The outputfile will contain vectors for each image. There will be one line of values for each input image, and every line will contain 1024 values (if you printed the default layer). Mission accomplished!
There you have it – going from images to vectors. Now you can use these vectors to represent your images in various tasks, such as classification, multi-modal learning, or clustering.

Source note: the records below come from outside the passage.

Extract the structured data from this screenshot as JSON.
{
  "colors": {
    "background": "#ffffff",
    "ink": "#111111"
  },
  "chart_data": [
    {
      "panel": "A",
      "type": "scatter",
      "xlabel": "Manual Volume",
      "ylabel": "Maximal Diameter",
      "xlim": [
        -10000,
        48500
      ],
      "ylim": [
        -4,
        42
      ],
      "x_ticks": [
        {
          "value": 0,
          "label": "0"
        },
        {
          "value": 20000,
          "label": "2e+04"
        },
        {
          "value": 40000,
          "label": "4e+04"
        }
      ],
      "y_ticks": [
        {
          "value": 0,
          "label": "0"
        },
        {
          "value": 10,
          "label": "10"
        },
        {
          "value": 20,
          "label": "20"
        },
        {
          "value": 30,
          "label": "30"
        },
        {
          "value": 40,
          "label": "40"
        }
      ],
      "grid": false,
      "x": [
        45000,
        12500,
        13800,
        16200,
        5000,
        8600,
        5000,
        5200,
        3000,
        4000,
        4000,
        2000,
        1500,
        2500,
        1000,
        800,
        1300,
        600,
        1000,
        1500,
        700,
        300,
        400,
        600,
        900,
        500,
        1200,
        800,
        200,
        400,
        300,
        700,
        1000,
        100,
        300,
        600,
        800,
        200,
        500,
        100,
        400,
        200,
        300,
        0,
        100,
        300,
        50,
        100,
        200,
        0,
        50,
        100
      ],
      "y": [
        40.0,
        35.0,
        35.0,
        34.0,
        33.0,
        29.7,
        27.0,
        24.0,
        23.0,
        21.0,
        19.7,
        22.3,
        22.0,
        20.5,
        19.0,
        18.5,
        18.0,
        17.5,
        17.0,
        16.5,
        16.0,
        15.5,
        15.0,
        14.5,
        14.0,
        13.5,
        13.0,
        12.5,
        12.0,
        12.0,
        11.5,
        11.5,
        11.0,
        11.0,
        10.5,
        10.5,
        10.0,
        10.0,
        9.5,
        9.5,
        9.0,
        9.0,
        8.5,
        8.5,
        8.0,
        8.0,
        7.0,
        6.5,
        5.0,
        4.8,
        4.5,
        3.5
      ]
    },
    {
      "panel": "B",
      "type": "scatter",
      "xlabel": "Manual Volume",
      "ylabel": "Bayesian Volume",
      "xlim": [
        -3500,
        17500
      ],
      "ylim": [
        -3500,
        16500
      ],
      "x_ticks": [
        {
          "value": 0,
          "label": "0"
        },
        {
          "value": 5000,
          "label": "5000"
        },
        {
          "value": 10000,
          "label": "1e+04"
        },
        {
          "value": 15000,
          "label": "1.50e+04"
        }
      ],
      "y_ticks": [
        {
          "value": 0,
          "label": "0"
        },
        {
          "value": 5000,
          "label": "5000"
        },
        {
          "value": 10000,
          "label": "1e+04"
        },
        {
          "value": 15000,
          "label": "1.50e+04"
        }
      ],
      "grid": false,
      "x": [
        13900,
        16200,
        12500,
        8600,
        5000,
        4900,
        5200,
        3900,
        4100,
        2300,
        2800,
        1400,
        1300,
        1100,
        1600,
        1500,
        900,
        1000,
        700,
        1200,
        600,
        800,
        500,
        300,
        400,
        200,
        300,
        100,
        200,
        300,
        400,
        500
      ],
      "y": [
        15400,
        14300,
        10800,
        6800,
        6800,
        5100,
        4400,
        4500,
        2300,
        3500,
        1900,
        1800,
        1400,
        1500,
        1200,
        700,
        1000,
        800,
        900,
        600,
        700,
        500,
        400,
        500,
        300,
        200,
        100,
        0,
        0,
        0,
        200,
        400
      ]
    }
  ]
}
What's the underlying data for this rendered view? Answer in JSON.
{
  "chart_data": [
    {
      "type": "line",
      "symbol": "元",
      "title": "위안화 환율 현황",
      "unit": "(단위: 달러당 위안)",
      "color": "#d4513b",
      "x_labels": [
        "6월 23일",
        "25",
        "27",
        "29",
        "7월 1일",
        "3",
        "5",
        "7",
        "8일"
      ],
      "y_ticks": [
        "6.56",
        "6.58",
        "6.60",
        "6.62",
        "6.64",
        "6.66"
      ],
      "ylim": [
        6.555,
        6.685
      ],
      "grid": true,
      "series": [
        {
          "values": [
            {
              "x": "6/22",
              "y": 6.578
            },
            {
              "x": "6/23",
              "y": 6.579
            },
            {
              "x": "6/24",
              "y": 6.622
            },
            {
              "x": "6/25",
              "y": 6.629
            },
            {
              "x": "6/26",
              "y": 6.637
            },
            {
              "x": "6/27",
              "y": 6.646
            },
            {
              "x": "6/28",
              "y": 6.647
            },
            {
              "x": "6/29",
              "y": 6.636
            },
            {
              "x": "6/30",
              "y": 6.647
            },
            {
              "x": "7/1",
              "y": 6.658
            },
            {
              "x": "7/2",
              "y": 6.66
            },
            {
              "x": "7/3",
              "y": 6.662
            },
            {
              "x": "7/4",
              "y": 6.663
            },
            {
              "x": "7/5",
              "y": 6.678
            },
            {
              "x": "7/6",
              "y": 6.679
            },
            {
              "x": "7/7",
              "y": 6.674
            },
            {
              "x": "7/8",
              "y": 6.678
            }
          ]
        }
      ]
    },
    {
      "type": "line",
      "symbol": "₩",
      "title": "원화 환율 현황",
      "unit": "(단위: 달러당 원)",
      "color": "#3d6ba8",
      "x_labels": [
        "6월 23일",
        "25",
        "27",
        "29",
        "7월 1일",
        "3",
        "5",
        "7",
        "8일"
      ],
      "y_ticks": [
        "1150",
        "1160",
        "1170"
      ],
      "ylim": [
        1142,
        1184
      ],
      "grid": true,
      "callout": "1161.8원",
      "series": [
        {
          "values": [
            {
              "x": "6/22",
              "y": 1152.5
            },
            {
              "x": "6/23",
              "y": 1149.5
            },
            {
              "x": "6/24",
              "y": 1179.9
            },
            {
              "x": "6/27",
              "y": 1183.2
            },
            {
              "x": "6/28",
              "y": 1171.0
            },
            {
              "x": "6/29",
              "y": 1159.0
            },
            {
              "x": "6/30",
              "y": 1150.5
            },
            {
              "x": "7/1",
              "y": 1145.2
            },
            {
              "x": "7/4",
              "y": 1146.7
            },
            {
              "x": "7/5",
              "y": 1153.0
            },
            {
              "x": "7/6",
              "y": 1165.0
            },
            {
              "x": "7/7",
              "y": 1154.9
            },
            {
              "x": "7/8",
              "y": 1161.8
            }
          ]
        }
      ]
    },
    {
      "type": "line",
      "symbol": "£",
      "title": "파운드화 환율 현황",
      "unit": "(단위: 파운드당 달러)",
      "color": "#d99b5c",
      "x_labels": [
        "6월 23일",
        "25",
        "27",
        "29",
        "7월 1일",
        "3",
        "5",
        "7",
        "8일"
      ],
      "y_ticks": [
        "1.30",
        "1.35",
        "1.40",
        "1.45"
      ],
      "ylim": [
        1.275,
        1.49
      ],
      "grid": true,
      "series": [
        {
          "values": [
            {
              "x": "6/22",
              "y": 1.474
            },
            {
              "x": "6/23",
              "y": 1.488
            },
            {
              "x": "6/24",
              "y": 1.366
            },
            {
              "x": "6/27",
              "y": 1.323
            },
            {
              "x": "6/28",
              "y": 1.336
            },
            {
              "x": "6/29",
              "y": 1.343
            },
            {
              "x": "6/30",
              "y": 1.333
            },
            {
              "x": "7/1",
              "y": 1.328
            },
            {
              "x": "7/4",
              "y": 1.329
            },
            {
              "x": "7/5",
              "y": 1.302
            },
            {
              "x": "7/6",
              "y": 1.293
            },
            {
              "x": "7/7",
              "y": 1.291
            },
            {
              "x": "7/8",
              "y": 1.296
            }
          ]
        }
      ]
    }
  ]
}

Ideally, you will probably want to train the whole network on a specific task, including the visual component, but for starters these pretrained vectors should be quite helpful as well.
These instructions and the script are loosely based on Caffe examples on ImageNet classification and filter visualisation. If the code here isn’t doing quite what you want it to, it’s worth looking at these other similar applications.
If you have any suggestions or fixes, let me know and I’ll be happy to incorporate them in this post.